Difficulty level: 1 (the simplest, no special tools required)
Kits covered: Kits #1-4, 8-14 and “Reed Switch Motor Made with Household Materials”
If you do not know much about electric motors, we recommend building this motor first. It is the simplest motor with some real practical applications and it works very well. You may take a look at how easy it is to assemble this motor from the kit you may order.
Most simple motors described either in books or on the Internet (see Links) aren’t stable, reliable, or powerful enough. Usually the brushes in these motors cause the problems. (In simple conventional motors the coil spins in a magnetic field and moves between two sliding contacts called brushes.) It is quite hard to make this part of the motor accurate and reliable without having special tools, materials, and skills.
Actually almost all of them are not real motors – nothing can be connected to them!
In 1997-2000 Stan designed and built for a school science fair project a brushless motor, in which the permanent magnets (this is the rotor) spin and the coil (this is the stator) doesn’t move. The reed switch was used to sense the position of the rotor and to change the magnetic field of the stator at appropriate times. This page explains the principles of Stan’s original design, which provides excellent results despite its simplicity.
A reed switch consists of two magnetic contacts in a glass tube filled with protective gas:
When a magnet comes close to a reed switch the two contacts become magnetized and attracted to each other allowing an electrical current to pass through. When the magnet is moved away from the reed switch the contacts demagnetize, separate, and move to their original position.
Reed switches are very reliable and last as long as 3 billion operations if used properly. They are designed for low currents. High voltages applied to the contacts may cause a spark, which may weld the contacts together. The best solution to this problem was recommended by one of our visitors, Karl Mueller from the University of Michigan. He suggested to use so called ZNR’s. The ZNR is a little electronic device that absorbs voltage and current spikes. It connects parallel to the reed switch and practically eliminates the spark inside the reed switch glass tube.
This is how the reed switch motor works:
- When magnet #2 gets close to the reed switch the two contacts inside the glass tube get magnetized and touch each other. This causes the electromagnet to push magnet #1 away.
- When the magnets spin away, the reed switch demagnetizes and gets disconnected. This creates an open circuit disabling the electromagnet.
- The magnets continue to spin due to inertia until magnet #1 gets in working range of the reed switch.
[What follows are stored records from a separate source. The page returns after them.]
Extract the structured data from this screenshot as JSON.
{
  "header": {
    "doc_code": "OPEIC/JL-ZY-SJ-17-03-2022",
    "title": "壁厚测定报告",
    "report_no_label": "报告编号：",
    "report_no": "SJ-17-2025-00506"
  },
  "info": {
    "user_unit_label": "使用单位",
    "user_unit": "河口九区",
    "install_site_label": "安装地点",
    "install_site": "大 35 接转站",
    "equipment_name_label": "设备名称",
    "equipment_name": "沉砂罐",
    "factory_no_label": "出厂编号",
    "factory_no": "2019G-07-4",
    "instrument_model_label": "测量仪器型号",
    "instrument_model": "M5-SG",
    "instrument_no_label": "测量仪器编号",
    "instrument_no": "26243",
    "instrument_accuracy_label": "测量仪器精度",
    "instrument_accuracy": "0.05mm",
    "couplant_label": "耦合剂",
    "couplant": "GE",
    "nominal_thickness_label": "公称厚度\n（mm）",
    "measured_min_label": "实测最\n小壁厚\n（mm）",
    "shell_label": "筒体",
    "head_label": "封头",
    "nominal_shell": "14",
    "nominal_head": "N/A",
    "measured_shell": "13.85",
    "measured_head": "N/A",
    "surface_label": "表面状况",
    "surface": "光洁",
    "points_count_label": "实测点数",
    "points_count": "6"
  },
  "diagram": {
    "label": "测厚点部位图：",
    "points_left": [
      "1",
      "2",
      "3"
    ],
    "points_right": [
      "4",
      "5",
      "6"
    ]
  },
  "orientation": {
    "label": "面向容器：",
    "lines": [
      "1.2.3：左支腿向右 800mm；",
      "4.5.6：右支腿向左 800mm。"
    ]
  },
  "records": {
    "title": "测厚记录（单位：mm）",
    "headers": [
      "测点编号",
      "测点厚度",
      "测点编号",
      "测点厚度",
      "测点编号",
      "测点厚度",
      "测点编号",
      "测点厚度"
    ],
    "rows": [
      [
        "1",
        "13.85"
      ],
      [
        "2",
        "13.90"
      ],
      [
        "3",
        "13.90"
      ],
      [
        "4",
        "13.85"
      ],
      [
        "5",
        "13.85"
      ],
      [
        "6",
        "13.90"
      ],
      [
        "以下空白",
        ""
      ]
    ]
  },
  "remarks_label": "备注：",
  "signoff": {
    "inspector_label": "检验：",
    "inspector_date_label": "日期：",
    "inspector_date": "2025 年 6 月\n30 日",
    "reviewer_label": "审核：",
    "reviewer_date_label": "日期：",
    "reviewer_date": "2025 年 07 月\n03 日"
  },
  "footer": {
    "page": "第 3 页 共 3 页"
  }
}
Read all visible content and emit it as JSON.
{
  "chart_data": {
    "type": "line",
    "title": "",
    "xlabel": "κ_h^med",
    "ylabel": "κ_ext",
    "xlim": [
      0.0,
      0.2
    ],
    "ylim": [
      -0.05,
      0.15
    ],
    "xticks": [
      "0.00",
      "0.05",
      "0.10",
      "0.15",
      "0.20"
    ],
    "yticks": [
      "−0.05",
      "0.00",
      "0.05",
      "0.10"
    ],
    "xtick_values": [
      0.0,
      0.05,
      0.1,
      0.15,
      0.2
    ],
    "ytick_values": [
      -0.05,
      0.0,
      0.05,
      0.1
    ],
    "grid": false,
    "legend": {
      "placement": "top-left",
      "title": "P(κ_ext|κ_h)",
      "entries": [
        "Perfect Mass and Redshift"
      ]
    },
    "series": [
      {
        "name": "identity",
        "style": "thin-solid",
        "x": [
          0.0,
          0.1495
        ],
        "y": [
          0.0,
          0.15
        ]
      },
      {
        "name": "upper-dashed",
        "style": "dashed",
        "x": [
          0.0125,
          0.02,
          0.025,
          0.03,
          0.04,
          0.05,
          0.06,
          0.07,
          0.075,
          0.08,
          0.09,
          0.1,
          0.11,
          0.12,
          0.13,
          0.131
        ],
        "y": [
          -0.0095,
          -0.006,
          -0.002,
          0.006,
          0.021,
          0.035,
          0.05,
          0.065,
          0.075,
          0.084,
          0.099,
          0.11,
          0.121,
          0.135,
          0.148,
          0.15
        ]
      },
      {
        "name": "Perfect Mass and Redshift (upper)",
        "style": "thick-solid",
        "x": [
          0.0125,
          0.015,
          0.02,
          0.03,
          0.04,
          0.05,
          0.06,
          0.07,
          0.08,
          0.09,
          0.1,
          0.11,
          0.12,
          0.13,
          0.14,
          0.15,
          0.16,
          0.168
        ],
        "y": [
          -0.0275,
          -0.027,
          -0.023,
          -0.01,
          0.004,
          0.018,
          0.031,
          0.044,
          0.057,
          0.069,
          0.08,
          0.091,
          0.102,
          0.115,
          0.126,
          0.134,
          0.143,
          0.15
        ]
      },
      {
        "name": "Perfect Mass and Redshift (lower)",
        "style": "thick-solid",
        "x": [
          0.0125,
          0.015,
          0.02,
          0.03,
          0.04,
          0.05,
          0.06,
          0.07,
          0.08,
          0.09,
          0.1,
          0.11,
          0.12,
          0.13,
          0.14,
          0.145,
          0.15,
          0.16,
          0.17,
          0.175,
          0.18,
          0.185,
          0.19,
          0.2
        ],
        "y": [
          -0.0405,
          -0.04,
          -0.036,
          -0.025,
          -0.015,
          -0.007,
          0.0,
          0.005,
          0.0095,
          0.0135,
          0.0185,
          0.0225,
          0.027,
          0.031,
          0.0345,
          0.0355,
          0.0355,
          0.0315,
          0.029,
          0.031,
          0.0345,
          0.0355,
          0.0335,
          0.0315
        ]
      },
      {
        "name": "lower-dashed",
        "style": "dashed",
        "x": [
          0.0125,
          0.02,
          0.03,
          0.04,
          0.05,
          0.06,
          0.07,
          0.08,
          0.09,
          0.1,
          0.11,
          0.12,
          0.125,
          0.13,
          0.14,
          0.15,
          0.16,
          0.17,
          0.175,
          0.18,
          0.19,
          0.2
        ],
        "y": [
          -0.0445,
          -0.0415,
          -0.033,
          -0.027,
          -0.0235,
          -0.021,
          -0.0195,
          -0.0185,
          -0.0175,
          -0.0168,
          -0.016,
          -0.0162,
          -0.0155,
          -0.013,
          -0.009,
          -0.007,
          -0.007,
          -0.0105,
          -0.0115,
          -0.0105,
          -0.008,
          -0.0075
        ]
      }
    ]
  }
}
It becomes magnetized again and its contacts connect together making the electromagnet push magnet #2 away. This process continues until the power source is disconnected or depleted, or the reed switch is moved out of working range.
This motor can be built from Kits #1-4 or #11-14. If you decide to build this motor yourself, you may order only the parts you need (reed switch, magnet wire, magnets, ZNR). If you are a novice it is strongly recommended to use large and powerful reed switches in your designs as smaller reed switches are extremely fragile, may not last long enough, and it is difficult to connect them without soldering their leads. We offer hard to find heavy duty reed switches that are appropriate for beginners.
The reed switch motor has a unique advantage. It is very easy to control and change its speed with a few additional parts. If you take an extra magnet and bring it closer to the reed switch, its magnetic field will change the gap between the reed switch contacts. A smaller gap allows the contacts to switch faster and therefore the speed of the motor will increase, and vice versa.
This allows you to control and change the speed of the motor from a complete stop to maximum speed, which may be 10-25% greater than the normal speed of the motor.
You may move the magnet as shown above or rotate it near the reed switch. The following diagram shows how different positions of an extra magnet affect the speed of the motor:
Orientation of the speed control magnet is very important. If it is oriented improperly the reed switch contacts may get connected permanently. It will create a short circuit, which may overheat the wires and drain the battery quickly. It may also destroy the reed switch.
The speed control kit can be added to the reed switch motors kits #1-5 and #8-9. It is included with kits #10 and #13-14.